Mereka lalu membandingkan urutan genom kerangka tersebut dengan data populasi Karibia yang ada saat ini. Hasilnya menunjukkan bahwa DNA kuno itu memiliki kemiripan dengan kelompok berbahasa Arawak di Karibia. Pada masa kini, gen suku Taino banyak ditemukan pada wilayah Puerto Rico.
Migrasi kuno
Untuk menemukan bukti tambahan bagaimana Taino berhasil bertahan dari kolonisasi Eropa, Schroeder juga mampu mengumpulkan informasi mengenai adanya migrasi kuno.
Hubungan Taino dengan Amerika Selatan menandakan bahwa migrasi kuno bermula dari sana. Kepulauan Karibia merupakan satu dari daerah terakhir yang menetap di Amerika, sekitar delapan ribu tahun yang lalu. Ketika bermigrasi, masyarakat purba mungkin membawa jaringan sosialnya dengan mereka.
”Kami tidak memiliki adanya [temuan] perkawinan sedarah,” ujar Schroeder kepada Susan Gibbens untuk National Geographic. Ini mendukung bukti arkeologi bahwa budaya asli di wilayah tersebut saling terkait.
Dengan kemampuan yang lebih baik untuk mengurutkan DNA manusia purba, Schroeder yakin, peneliti bisa melacak kelanjutan hidup suku lain yang dianggap sudah punah.
Colombus yang Keras Kepala
Christopher Colombus bukanlah seorang yang jago ilmu perbintangan.

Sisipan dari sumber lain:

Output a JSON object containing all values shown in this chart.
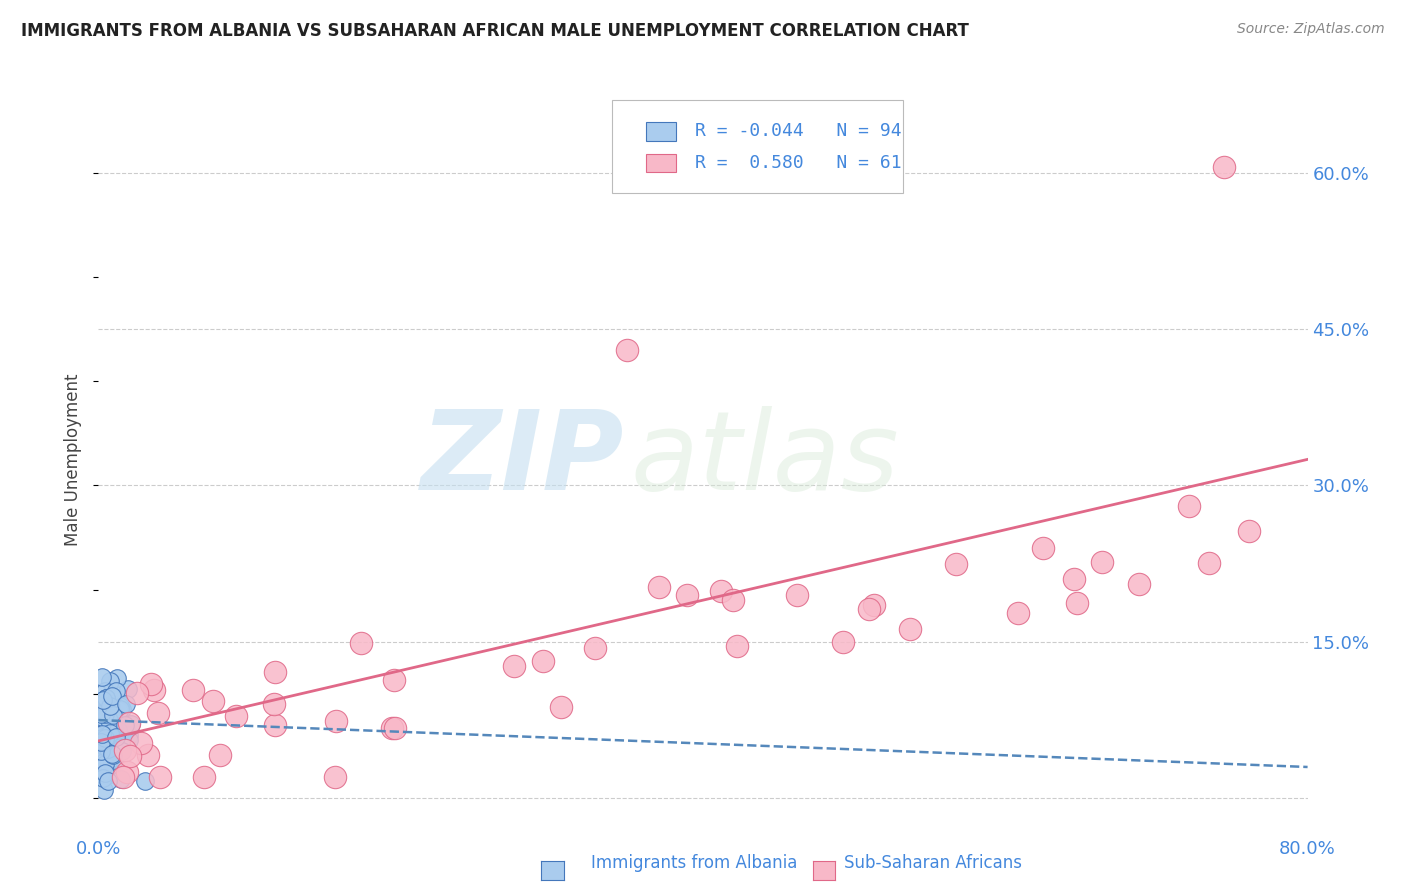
{
  "title": "IMMIGRANTS FROM ALBANIA VS SUBSAHARAN AFRICAN MALE UNEMPLOYMENT CORRELATION CHART",
  "source": "Source: ZipAtlas.com",
  "ylabel": "Male Unemployment",
  "xlim": [
    0.0,
    0.8
  ],
  "ylim": [
    -0.03,
    0.68
  ],
  "yticks": [
    0.0,
    0.15,
    0.3,
    0.45,
    0.6
  ],
  "xticks": [
    0.0,
    0.2,
    0.4,
    0.6,
    0.8
  ],
  "albania_R": -0.044,
  "albania_N": 94,
  "subsaharan_R": 0.58,
  "subsaharan_N": 61,
  "albania_color": "#aaccee",
  "albania_edge_color": "#4477bb",
  "subsaharan_color": "#f8b8c8",
  "subsaharan_edge_color": "#e06888",
  "albania_line_color": "#5588bb",
  "subsaharan_line_color": "#e06888",
  "watermark_zip": "ZIP",
  "watermark_atlas": "atlas",
  "background_color": "#ffffff",
  "grid_color": "#cccccc",
  "tick_color": "#4488dd",
  "title_color": "#222222",
  "source_color": "#888888",
  "legend_label_color": "#4488dd",
  "ylabel_color": "#444444"
}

Lelaki asal Italia yang keras kepala ini juga bukan orang Eropa pertama yang menyeberangi Samudra Atlantik. Namun, dia dikenang sebagai penemu “Dunia Baru” yang memisahkan “Dunia Lama”.

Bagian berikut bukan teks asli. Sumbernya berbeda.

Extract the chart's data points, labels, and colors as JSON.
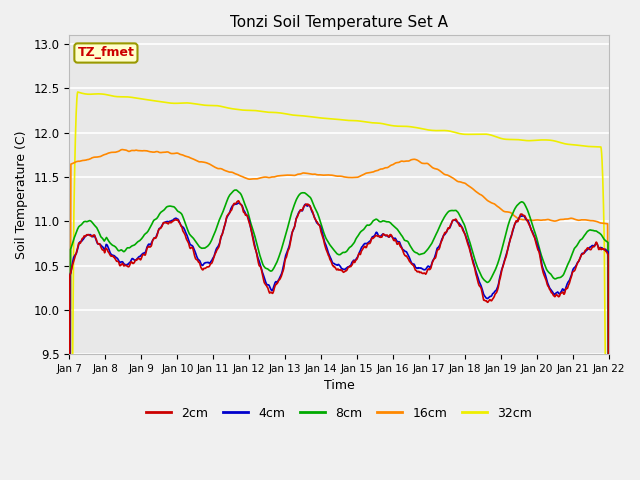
{
  "title": "Tonzi Soil Temperature Set A",
  "xlabel": "Time",
  "ylabel": "Soil Temperature (C)",
  "ylim": [
    9.5,
    13.1
  ],
  "background_color": "#f0f0f0",
  "plot_bg_color": "#e8e8e8",
  "colors": {
    "2cm": "#cc0000",
    "4cm": "#0000cc",
    "8cm": "#00aa00",
    "16cm": "#ff8800",
    "32cm": "#eeee00"
  },
  "legend_label": "TZ_fmet",
  "legend_box_color": "#ffffcc",
  "legend_box_edge": "#999900",
  "tick_labels": [
    "Jan 7",
    "Jan 8",
    "Jan 9",
    "Jan 10",
    "Jan 11",
    "Jan 12",
    "Jan 13",
    "Jan 14",
    "Jan 15",
    "Jan 16",
    "Jan 17",
    "Jan 18",
    "Jan 19",
    "Jan 20",
    "Jan 21",
    "Jan 22"
  ],
  "yticks": [
    9.5,
    10.0,
    10.5,
    11.0,
    11.5,
    12.0,
    12.5,
    13.0
  ],
  "n_days": 15,
  "pts_per_day": 96
}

Sejatinya, tujuan pelayaran Colombus bukan untuk mencari “Dunia Baru”. Bukan pula untuk membuktikan bumi itu bulat. Dia bertujuan menemukan rute laut menuju daratan yang sudah diketahui letaknya: kawasan Timur Jauh.
Pada 12 Oktober 1492, setelah dua bulan berlayar dari Palos-Spanyol, Colombus melihat daratan—kini Kepulauan Bahama, Amerika Selatan. Setiap tahunnya, hari pendaratan Colombus tadi menjadi hari libur nasional di Spanyol.

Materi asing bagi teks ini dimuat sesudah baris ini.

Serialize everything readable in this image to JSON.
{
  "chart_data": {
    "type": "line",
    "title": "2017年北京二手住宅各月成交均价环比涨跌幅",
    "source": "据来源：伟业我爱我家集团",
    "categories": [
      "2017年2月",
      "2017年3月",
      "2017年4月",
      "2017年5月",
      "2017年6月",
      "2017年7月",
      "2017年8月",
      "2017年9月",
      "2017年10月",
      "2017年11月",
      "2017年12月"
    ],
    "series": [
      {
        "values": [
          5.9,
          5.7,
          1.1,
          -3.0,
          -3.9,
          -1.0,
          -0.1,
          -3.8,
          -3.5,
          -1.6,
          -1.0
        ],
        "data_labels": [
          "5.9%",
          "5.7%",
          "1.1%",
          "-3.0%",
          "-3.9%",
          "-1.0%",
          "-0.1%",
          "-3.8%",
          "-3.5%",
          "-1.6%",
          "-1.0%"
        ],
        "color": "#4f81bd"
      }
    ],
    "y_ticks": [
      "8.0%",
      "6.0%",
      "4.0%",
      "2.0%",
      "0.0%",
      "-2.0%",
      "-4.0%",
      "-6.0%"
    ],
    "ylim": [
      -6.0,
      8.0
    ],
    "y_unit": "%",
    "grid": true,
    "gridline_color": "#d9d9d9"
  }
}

Colombus memberi toponimi untuk daratan yang baru dijejaknya dengan nama San Salvador. Suku aslinya bernama Taino—ada pula yang berpendapat Arawak—namun lantaran Colombus sangat yakin bahwa pelayarannya telah sampai ke India, dia pun menyebut mereka sebagai “Indian”.
Colombus memang penjelajah renaisans yang keras kepala. Setelah menghadap bangsawan Barcelona pada 1493, dia pun berlanjut menjelajahi lautan dengan tiga pelayaran berikutnya ke Kepulauan Karibia, Amerika Selatan, dan Amerika Tengah.
Setiap tahunnya, hari pendaratan Colombus dirayakan sebagai hari libur nasional di Spanyol. Namun, ironisnya, kelak orang juga mengenang pendaratan itu sebagai titik awal pembantaian besar-besaran pribumi Amerika.